Extrait J.M.O. 157ème D.I.
« Un avion est tombé en flamme le 23 septembre à 11H10 à 550mètres de la route de THANN. Les deux aviateurs morts et en partie carbonisé ont été transportés au poste de BOLLWILLER près de BALSCHWEILLER. Ces deux aviateurs étaient le Capitaine MÜNCH et le Sous Lieutenant Charles Marie GOURSAUD de MERLIS*
 *Le  S-Lt Goursaud de Merlis, né le 12 décembre 1894 à Rochechouart (Haute Vienne) affecté au 52ème Régiment d’Artillerie.
Le Lieutenant de MERLIS avait les fonctions de lieutenant observateur à l’escadre C 61

Le mardi 26 septembre à 10 Heures, en présence du général Baratier, le Capitaine MÜNCH, le Sous lieutenant de MERLIS de l’escadrille C 61 et L’adjudant René DAVID de l’escadrille C 49 ont été inhumés à FONTAINE (Territoire de BELFORT)  ACTE DE DECES DE

Maximilien, Antoine, Joseph  MÜNCH
Capitaine Pilote, affecté au premier groupe d’aviation, commandant l’escadrille C. 61
Cinq citations
Chevalier de la Légion d’honneur
Mort pour la France à BALSCHWEILER (Haut RHIN) le 23 septembre 1916 à onze Heures du matin en combattant un avion ennemi
Domicilié en dernier lieu à ETEL Morbihan
Célibataire
Né le 23 mai 1885 à AURAY

.La mort du capitaine Maximilien Münch, alors chef de l’escadrille C 61, dont l’avion est abattu le 23 septembre 1916, donne matière à un vibrant hommage dans La Dépêche, en octobre. « Cette douloureuse nouvelle a vivement ému les nombreux amis qu’il compte en Touraine où il a antérieurement séjourné pendant plusieurs années comme lieutenant au 66e régiment d’infanterie. « Le capitaine Münch, dont la Croix de guerre comportait trois palmes, comptait au nombre de nos meilleurs et plus anciens pilotes. Il faisait partie de l’aviation depuis 1912. « Alsacien d’origine, il eut la joie, au début des hostilités, de survoler Mulhouse et d’entendre les acclamations qui saluèrent l’entrée dans cette ville des troupes françaises. C’est dès les premiers mois de la campagne qu’il accomplit ses plus brillants exploits et c’est grâce à sa vaillance et à sa maîtrise qu’il dut d’être placé à la tête de l’école de Tours.

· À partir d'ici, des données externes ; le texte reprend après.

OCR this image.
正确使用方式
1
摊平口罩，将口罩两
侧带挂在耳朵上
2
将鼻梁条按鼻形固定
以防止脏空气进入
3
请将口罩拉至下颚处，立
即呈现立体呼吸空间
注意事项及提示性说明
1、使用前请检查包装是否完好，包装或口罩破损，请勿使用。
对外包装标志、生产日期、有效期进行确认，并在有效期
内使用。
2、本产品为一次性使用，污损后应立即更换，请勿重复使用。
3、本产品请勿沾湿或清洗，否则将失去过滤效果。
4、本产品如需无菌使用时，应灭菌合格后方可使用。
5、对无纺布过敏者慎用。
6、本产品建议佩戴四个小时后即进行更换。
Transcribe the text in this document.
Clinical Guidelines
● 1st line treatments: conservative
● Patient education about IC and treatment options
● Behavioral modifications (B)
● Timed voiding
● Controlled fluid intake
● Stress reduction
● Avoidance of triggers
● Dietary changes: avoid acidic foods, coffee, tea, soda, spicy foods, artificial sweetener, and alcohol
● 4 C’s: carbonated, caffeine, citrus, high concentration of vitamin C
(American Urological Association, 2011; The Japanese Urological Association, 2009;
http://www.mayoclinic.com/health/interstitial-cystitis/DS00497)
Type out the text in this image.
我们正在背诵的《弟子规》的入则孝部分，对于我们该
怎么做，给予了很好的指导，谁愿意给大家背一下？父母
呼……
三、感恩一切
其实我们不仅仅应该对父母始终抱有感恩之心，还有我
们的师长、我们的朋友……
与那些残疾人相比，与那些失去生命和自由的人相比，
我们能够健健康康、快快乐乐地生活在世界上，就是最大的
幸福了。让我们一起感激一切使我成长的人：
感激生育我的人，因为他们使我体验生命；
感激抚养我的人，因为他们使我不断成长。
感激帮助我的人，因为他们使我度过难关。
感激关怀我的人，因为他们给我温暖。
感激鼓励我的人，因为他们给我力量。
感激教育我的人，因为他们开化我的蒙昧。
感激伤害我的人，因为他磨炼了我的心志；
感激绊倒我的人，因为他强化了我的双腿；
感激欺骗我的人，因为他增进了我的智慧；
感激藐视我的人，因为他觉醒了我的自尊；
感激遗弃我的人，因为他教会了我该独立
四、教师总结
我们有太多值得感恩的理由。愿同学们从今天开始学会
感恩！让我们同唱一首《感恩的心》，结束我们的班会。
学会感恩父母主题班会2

Au-dessus de Strasbourg, son appareil reçut un obus de plein fouet et fut sur le point de s’écraser sur le sol, mais l’excellent pilote réussit à atterrir sans dommage « Il est mort en combattant à 31 ans, à l’heure où il s’apprêtait à donner sa pleine mesure. » Le vendredi 20 octobre, une cérémonie était organisée : « Une plaque a été posée au mât qui se trouve au centre de l’école et cet emplacement est maintenant désigné : place du capitaine-Münch. […] M. le capitaine Mortureux, directeur de l’école, entouré des officiers du camp d’aviation, a prononcé un discours auquel a répondu le général Poline. « Pendant ce temps, une dizaine d’avions survolaient le camp d’aviation. »

Maximilien

 

Famille MÜNCH

  Le Grand Père : Antoine MUNCH (cultivateur) ; né à SCHWARTZBACH (Vosges) en 1796   La Grand-Mère : Affra BRITZLER née à MULBACH (Bas-Rhin) en1815

Le père :  Joseph MÜNCH   Joseph né le 16 juin 1851 à MUHLBACH (BAS-RHIN)   Il mesure 1, 67 mètre, cheveux châtain, yeux bleus, (serrurier)   A fait une déclaration d’option pour la nationalité française le 24 août 1872 à la mairie de Saint Dié dans les Vosges   Entre en service le 2 septembre 1872 (EV 5 ans) à la mairie d’Epinal   Il arrive au 116ème Régiment d’Infanterie  le 3 septembre 1872 Soldat de 1ère Classe Caporal le 5 février 1873 Caporal fourrier le 6 septembre 1873, Sergent fourrier le 2 décembre 1873 Sergent Major le 18 octobre 1874 Rengagé le 17 mai 1878 pour 5 ans Adjudant le 1er décembre 1878 Rengagé le 19 mai 1883 pour 5 ans   Décoré de la Médaille Militaire le 7 juillet 1885   Campagne en Tunisie du 6 septembre 1881 au 26 mars 1883   Retraité le 9 novembre 1888 comme adjudant avec 16 années de service et de campagne Officier de réserve : Sous-lieutenant le 7 mai 1889, Lieutenant le 23 mars 1892 Démissionne pour raison de santé le 17 juin 1901 Receveur buraliste à Etel le      1889 Décède le 18 juin 1911 à ETEL

Joseph se marie à AURAY le 21 novembre1888  à Mademoiselle CHERU Valentine, Eugénie née à AURAY le 17 /1 /1857 (couturière) Fille de Joseph, Marie CHERU, décédé à AURAY le 29/7/1886 Et de Jeanne LE CORRE décédée à AURAY le 25/4/1882 Madame CHERU épouse MUNCH décède le 8 avril 1950 à ETEL

Ils ont trois enfants :

Maximilien né le 23 Mai 1885 à AURAY, MPLF le 23 septembre 1916 ;   Jeanne, née le 9 mars 1887 à AURAY (morte à ETEL le 3 août 1972) . Ces deux premiers enfants nés avant mariage ont été reconnus lors du mariage Joseph né le 11 Mai 1889 à AURAY (mort le 13 octobre 1971 à AURAY)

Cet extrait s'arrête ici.